November - December 2019

Written by Stan Ingersol
From his column Past to Present

On February 25, 1917, District Superintendent Howard Eckel appeared at the Sunday morning service of University Church of the Nazarene in Pasadena, Calif., and read a prepared statement formally disorganizing the 400-member church. This extreme and arbitrary action generated a firestorm that threatened to split the young denomination. One reason it did not: within two weeks, Eckel had won the support of all but two or three of the district pastors, and the rest of the church took note.

Howard Eckel was born in Altoona, Pa., on Oct. 26, 1859. He was ordained in 1889 and pastored Methodist churches until 1902. Then he became pastor of First Congregational Church of McKeesport, Pa., and also fostered a Swedish home mission. He was active in the Western Pennsylvania Holiness Association and a popular preacher at holiness camps. A holiness press published his sermons in 1904.

H. F. Reynolds paved the way for Eckel to become pastor of the Association of Pentecostal Churches of America congregation in Haverhill, Mass., in 1906. This fellowship was dear to Reynolds’ heart.

After the merger of parent bodies in 1907-08, Eckel became pastor of the Nazarene congregation in Louisville, Ky., in 1909. He was the Kentucky-Tennessee district superintendent from 1910 to 1912 and proved to be an effective church planter.
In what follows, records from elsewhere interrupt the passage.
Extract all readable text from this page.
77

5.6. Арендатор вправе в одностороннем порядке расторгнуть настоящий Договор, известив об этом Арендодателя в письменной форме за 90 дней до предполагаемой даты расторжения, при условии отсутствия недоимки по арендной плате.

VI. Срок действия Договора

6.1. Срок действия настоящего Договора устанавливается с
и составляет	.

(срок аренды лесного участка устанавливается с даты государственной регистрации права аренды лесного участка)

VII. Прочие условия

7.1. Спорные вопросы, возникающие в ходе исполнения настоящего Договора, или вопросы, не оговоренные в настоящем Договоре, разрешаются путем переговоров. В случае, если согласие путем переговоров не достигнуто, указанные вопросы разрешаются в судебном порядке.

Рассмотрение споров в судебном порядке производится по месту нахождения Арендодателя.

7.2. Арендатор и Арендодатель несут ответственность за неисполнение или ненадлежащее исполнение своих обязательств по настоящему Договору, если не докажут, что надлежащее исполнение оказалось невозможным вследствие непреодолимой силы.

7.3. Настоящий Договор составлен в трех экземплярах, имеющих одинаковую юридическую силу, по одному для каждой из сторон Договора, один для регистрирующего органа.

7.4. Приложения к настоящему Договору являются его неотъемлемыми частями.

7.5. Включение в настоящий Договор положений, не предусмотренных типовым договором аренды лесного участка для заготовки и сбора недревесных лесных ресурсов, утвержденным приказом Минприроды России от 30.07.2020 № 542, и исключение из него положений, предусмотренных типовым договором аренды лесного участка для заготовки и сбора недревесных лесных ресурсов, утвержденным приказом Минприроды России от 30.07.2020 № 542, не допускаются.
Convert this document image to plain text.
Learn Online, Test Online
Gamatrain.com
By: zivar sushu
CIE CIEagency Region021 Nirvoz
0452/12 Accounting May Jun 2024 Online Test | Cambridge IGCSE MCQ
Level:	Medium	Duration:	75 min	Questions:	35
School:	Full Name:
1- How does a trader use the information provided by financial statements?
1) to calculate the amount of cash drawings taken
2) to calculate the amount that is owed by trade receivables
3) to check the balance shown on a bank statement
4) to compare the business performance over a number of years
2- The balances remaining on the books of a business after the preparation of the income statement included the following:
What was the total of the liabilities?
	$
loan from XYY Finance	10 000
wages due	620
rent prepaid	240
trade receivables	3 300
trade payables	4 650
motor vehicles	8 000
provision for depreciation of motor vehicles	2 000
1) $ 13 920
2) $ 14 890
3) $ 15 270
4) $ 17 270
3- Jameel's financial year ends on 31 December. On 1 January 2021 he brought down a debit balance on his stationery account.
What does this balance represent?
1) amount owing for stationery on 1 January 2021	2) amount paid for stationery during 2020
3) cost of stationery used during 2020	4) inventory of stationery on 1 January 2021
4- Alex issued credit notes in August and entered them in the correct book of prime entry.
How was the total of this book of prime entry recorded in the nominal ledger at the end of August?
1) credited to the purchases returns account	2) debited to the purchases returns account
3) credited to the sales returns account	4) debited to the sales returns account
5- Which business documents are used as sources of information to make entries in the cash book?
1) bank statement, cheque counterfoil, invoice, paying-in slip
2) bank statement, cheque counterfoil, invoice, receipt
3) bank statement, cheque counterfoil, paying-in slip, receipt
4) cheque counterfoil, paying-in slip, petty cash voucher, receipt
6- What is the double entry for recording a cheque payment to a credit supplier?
He wrote approvingly of the ministry of women, noting in 1912 “a gracious revival… at our mission in the southern part (of Louisville) under the leadership of Miss Minnie Smith… a number have been converted and sanctified, and the crowds are increasing daily” (Herald of Holiness, July 10, 1912: 12).

Eckel was pastor of Grand Avenue church in Los Angeles in 1913-14, while his son, Will, led the Los Angeles Japanese Mission. He then took the church in Whittier, Calif., and was still relatively new to the Pacific coast when the Southern California District elected him superintendent in 1915. Eckel was the personal choice of W. C. Wilson, his immediate predecessor. Wilson had contended repeatedly with Seth Rees, an emotionally demonstrative preacher known as the “Earth-Quaker.” Rees became pastor of University Church in Pasadena in 1912.

Eckel’s breaking point came when he learned University Church was violating the denomination’s trust clause by deeding its property to a member.

Rees fostered harmful rumors, such as: “Dr. Bresee” was vain for receiving an honorary degree; other district ministers were “immoral.” He baldly stated that Los Angeles and Pasadena First Churches (and their pastors, C. E. Cornell and A. O. Hendricks) were “dead” (spiritually), while boasting that his congregation “has revival 52 weeks of the year.”

He attacked A. J. Ramsey, head of Pasadena College’s religion department, and did the same to Ramsey’s successor, A. M. Hills. He also tried to gain control of the college more than once, only to be rebuffed by those closest to Bresee.

Bresee and Wilson died in late 1915. From there, tensions between the “old guard” of Rees and Bresee simmered before coming to a head in 1917. Eckel’s breaking point came when he learned University Church was violating the denomination’s trust clause by deeding its property to a member. That’s when he decided to take action. He took a train to confer with General Superintendent E. F. Walker and then disorganized University Church on February 27.

Did he have authority to do this? The 1915 Manual said any district or general superintendent could disorganize a congregation, but did not state the conditions for taking such an action. (Conditions would, however, be added by the 1919 General Assembly.)

Rees predicted that the denomination would tear apart from end to end. It did not. Two weeks after the dramatic action, Eckel and Walker convened a meeting of district pastors and laity where they spent hours answering every question raised. In the end, they garnered the support of all district pastors except two or three.

Rees and his followers could have appealed the action. Instead, they broke away and started the Pentecost Pilgrim Church. About 500 Nazarenes left with Rees. By 1923, when he merged his Pilgrims with a much larger group, that figure had diminished.

At the next assembly, Eckel was reelected district superintendent on the first ballot and led the district until 1920.

He was pastor in Alhambra from 1920 to 1922. Bud Robinson conducted a revival there and later wrote: “There is no finer man on earth to work for than Brother Howard Eckel.” The comment is interesting in that Bud’s wife, “Miss Sally,” was one of Rees’ Pilgrims.

Having moved to Colorado and not liking the cold, in 1922, Eckel packed his family in a car and drove to Florida. He was pastor of Miami First Church for several years and superintendent of the Florida District (1927-29). He retired in 1939, but held revivals, and assisted struggling churches until his death on April 10, 1956, at the age of 96.

Stan Ingersol is manager of archives for the Church of the Nazarene.